JAKARTA – DPR menyoroti kinerja Badan Layanan Umum (BLU) Pengawas Pengelolaan Pusat Pengelola Komplek Gelora Bung Karno (PPKGBK). Kontribusi PPKGBK ke negara pada bentuk penerimaan negara tidak pajak (PNBP) di 10 tahun terakhir belaka sekitar 0,1% dari aset yang digunakan dikelola senilai Rp347 triliun.
“Asetnya Rp347 triliun, pendapatan 10 tahun hanya sekali Rp435 miliar, kenapa kecil sekali? apakah direksinya tak punya strategi sebagai bisnis,” kata Anggota Komisi XIII DPR Mafirion pada Rapat Dengar Pendapat (RDP) Komisi XIII DPR dengan Sekretaris Kementerian Sekretariat Negara (Kemensetneg) Setya Utama, Direktur Utama PPKGBK Rakhmadi Afif Kusumo, Direktur Utama PPK Kemayoran Medi Kristianto, dalam Gedung DPR, Senayan, Jakarta, Rabu (19/3/2025).
Anggota Fraksi Partai Kebangkitan Bangsa (PKB) itu juga menambahkan, kalau kondisinya begini terus tentu akan merugikan negara ke depannya.
“Ini asetnya begitu seksi tapi dapatnya cuma segini. Kalau begitu orang yang mana mimpin tidaklah perlu sekolah tinggi-tinggi amat untuk jadi dirut PPKGBK. Kan cuma nyewa-nyewa kemudian nyewa, tak ada pengembangannya,” tambah Mafirion.
Dalam rapat kerja tersebut, Direktur Utama PPKGBK Rakhmadi Afif Kusumo memaparkan partisipasi GBK sejak 2014 hingga 2024 adalah Rp435 miliar. Skor yang digunakan disetorkan itu merupakan 15 persen dari total pendapatan.
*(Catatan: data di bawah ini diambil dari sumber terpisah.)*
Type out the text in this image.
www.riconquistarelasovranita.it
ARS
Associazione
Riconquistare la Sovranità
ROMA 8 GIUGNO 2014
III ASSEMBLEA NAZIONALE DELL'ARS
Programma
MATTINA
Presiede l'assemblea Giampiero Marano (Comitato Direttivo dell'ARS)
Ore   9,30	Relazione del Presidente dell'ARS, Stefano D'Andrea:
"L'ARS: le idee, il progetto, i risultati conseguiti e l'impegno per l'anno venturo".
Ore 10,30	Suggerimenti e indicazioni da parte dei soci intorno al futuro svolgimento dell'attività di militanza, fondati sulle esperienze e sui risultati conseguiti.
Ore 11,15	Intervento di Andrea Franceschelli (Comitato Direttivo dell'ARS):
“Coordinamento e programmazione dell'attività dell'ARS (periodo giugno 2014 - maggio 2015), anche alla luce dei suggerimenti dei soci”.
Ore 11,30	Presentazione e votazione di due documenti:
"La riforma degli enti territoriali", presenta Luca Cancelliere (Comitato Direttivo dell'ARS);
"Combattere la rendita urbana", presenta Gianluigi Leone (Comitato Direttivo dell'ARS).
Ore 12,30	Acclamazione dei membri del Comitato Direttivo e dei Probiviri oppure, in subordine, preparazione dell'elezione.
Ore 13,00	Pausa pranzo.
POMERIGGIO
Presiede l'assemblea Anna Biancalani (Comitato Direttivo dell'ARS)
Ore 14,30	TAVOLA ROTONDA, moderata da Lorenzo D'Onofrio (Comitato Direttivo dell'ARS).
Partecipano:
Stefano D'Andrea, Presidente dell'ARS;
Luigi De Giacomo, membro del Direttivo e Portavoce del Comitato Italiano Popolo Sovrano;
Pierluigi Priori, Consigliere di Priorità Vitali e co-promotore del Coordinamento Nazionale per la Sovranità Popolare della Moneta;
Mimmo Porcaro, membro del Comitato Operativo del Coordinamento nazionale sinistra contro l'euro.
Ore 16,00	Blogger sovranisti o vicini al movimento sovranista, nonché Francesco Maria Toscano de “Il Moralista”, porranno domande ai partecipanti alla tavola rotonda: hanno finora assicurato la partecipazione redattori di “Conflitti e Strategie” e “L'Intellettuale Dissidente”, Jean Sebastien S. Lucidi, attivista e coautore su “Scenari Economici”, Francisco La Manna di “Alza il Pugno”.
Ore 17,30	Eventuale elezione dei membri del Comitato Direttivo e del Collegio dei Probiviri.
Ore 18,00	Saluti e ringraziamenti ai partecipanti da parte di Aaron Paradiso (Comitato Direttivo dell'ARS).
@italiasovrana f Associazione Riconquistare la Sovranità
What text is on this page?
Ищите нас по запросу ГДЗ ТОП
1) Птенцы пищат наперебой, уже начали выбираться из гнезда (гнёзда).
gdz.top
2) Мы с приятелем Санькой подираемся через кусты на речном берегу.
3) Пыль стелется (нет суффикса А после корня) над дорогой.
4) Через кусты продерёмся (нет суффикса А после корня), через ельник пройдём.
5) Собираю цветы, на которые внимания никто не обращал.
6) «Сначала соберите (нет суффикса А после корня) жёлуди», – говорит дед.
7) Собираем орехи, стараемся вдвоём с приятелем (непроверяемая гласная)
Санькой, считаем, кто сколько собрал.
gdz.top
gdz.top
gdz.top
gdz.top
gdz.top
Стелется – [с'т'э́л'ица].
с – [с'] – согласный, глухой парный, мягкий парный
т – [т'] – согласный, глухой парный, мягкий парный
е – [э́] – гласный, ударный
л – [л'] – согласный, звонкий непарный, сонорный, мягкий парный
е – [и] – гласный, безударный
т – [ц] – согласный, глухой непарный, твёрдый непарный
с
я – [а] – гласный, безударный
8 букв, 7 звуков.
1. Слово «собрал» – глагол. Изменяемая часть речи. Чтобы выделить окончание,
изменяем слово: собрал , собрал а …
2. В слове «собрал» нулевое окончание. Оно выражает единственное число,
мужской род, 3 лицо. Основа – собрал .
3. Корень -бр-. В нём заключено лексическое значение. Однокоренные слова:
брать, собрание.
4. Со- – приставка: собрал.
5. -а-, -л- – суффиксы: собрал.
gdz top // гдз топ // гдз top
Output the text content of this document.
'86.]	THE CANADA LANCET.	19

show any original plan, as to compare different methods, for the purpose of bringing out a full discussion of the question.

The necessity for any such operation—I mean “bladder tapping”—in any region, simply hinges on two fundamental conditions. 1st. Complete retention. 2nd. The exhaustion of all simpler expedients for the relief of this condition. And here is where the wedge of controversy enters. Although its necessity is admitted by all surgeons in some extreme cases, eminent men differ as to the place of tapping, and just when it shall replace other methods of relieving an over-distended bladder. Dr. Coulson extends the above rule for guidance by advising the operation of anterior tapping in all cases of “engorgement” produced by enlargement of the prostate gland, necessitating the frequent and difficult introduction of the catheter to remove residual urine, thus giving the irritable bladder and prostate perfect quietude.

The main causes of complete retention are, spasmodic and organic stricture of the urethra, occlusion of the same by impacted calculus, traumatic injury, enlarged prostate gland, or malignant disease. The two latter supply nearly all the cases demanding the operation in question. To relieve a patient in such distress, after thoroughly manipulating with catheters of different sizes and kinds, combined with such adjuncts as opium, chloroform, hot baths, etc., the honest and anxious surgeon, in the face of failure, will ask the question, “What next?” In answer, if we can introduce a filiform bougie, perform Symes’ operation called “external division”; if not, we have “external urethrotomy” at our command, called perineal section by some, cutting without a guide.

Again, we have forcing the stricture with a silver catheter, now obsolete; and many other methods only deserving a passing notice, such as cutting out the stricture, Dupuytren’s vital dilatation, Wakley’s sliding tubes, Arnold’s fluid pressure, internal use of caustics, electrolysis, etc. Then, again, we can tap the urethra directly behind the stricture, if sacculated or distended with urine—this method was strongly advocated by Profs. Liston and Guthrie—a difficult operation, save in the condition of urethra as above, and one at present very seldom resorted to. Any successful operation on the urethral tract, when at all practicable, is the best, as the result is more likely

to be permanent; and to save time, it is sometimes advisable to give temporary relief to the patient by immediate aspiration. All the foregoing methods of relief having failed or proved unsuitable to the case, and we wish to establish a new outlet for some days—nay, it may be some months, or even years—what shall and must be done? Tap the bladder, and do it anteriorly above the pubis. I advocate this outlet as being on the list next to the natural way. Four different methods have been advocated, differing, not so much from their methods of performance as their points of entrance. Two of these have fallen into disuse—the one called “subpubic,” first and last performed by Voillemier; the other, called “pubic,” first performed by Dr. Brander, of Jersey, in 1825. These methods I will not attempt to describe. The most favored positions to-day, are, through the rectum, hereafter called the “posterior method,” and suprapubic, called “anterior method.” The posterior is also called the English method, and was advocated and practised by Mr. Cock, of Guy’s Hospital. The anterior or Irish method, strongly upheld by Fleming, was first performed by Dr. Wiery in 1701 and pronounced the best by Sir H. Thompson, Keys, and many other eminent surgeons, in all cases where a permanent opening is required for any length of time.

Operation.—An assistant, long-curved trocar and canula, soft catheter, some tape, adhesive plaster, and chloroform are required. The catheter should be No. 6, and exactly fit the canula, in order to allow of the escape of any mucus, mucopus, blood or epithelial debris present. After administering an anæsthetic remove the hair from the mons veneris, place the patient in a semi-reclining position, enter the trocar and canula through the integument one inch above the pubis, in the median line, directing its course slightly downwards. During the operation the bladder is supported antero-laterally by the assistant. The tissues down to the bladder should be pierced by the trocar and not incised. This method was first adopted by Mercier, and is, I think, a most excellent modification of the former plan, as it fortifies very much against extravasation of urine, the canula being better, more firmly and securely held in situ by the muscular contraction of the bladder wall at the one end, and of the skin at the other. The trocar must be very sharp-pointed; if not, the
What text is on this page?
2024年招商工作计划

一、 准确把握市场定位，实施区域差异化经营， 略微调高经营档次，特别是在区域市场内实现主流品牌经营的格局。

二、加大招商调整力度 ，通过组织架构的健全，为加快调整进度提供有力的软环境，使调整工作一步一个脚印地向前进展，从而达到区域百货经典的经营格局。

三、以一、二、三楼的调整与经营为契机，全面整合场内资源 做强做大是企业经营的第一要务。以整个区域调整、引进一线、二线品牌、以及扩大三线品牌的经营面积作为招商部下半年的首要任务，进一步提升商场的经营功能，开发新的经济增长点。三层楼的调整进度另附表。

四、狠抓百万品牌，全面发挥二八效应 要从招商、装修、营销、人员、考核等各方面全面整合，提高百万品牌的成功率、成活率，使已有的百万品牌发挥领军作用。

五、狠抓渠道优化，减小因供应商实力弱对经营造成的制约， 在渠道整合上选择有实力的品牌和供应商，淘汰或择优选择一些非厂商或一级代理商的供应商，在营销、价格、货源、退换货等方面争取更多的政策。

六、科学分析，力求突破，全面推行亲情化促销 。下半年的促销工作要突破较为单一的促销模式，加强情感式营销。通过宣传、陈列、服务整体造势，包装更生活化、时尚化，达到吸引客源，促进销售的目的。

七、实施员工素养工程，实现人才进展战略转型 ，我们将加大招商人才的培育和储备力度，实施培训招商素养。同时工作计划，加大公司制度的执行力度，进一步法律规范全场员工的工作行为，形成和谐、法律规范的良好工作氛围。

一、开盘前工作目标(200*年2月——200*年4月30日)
“BLU dalam Indonesia wajib memberikan 15% dari seluruh pendapatan setiap tahunnya terhadap kas negara,” ujarnya.
Pengelolaan kawasan komplek Gelora Bung Karno oleh PPKGBK juga disorot Indonesia Audit Watch (IAW). IAW memohonkan pemerintah untuk melakukan audit terhadap PPKGBK juga PPK Kemayoran yang tersebut selama ini tak memberi hasil maksimal untuk negara.
Sekretaris IAW Iskandar Sitorus mengatakan, tiada maksimalnya setoran terhadap kas negara harus ditelusuri lebih tinggi dalam, apakah semata-mata tiada maksimal dari sisi harga jual sewa lahan atau ada hal lainnya. Sebab para mitra atau perusahaan swasta yang digunakan menyewa lahan PPKGBK maupun PPK Kemayoran membayar mengikuti tarif bursa yang digunakan menjadi acuan.
“Penyebab setoran negara tidaklah maksimal oleh sebab itu apa? Kontrak yang dimaksud tidaklah sesuai lingkungan ekonomi atau justru sejumlah terjadi kebocoran, sehingga berbagai pendapatan yang tiada masuk kas negara,” kata Iskandar.
Misalnya pengelolaan lahan di dalam GBK. Menurut Iskandar, berbagai penyewaan lahan di area GBK yang digunakan kerja samanya tidak ada melalui PPKGBK, melainkan transaksinya dengan koperasi-koperasi yang mana ada di area PPKGBK. “Mencari kebenarannya mudah, tinggal dicek cuma langsung,” katanya.